SUSE Continues Broad Platform Support for OCFS2
OCFS2 Remains the Cluster File System Choice for All SUSE Certified Hardware Platforms
Guest post – Kai Dupke, Senior Product Manager, SUSE
Oracle’s decision (Oracle Doc ID 1253272.1) to limit its support for OCFS2 to Oracle Unbreakable Linux on Intel hardware has no impact on SUSE customers and you may continue to run OCFS2 on all SUSE certified platforms. We continue to provide OCFS2 with the flexibility and support you require.
SUSE includes OCFS2 as part of the SUSE Linux Enterprise High Availability Extension and supports it across the x86, x86_64, Itanium, IBM POWER, and IBM System z architectures. As an open source product delivered under the GNU General Public License and included in the mainline kernel, OCFS2 is fully supported by SUSE and included in its own products independent of Oracle; a point that Oracle makes clear here.

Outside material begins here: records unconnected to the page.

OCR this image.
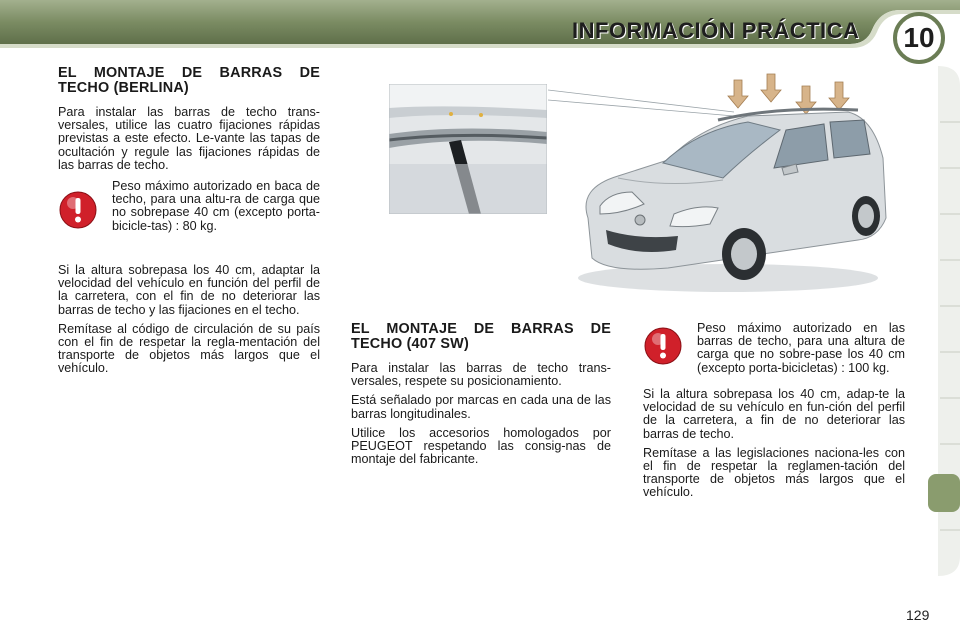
INFORMACIÓN PRÁCTICA	10
EL MONTAJE DE BARRAS DE TECHO (BERLINA)

Para instalar las barras de techo trans-versales, utilice las cuatro fijaciones rápidas previstas a este efecto. Le-vante las tapas de ocultación y regule las fijaciones rápidas de las barras de techo.

Peso máximo autorizado en baca de techo, para una altu-ra de carga que no sobrepase 40 cm (excepto porta-bicicle-tas) : 80 kg.

Si la altura sobrepasa los 40 cm, adaptar la velocidad del vehículo en función del perfil de la carretera, con el fin de no deteriorar las barras de techo y las fijaciones en el techo.

Remítase al código de circulación de su país con el fin de respetar la regla-mentación del transporte de objetos más largos que el vehículo.

EL MONTAJE DE BARRAS DE TECHO (407 SW)

Para instalar las barras de techo trans-versales, respete su posicionamiento.

Está señalado por marcas en cada una de las barras longitudinales.

Utilice los accesorios homologados por PEUGEOT respetando las consig-nas de montaje del fabricante.

Peso máximo autorizado en las barras de techo, para una altura de carga que no sobre-pase los 40 cm (excepto porta-bicicletas) : 100 kg.

Si la altura sobrepasa los 40 cm, adap-te la velocidad de su vehículo en fun-ción del perfil de la carretera, a fin de no deteriorar las barras de techo.

Remítase a las legislaciones naciona-les con el fin de respetar la reglamen-tación del transporte de objetos más largos que el vehículo.

129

In fact, SUSE and Oracle have jointly developed OCFS2 since March 2005 and SUSE has provided commercial support for OCFS2 since July 2005, when it was included as part of the release of SUSE Linux Enterprise Server 9 SP2. Since 2005, SUSE’s commitment to OCFS2 has only increased. SUSE engineers have led development efforts for OCFS2 in the areas of POSIX locking, directory indexing, full user space cluster integration, in particular with the Pacemaker project, quota support, and performance improvements. SUSE’s dedication to ensuring that OCFS2 remains the premiere cluster file system for enterprise Linux deployments across multiple hardware architectures will continue. While Oracle’s decision to limit customer choice may be disconcerting for its customers, there is another vendor supporting OCFS2, particularly on IBM System z: SUSE.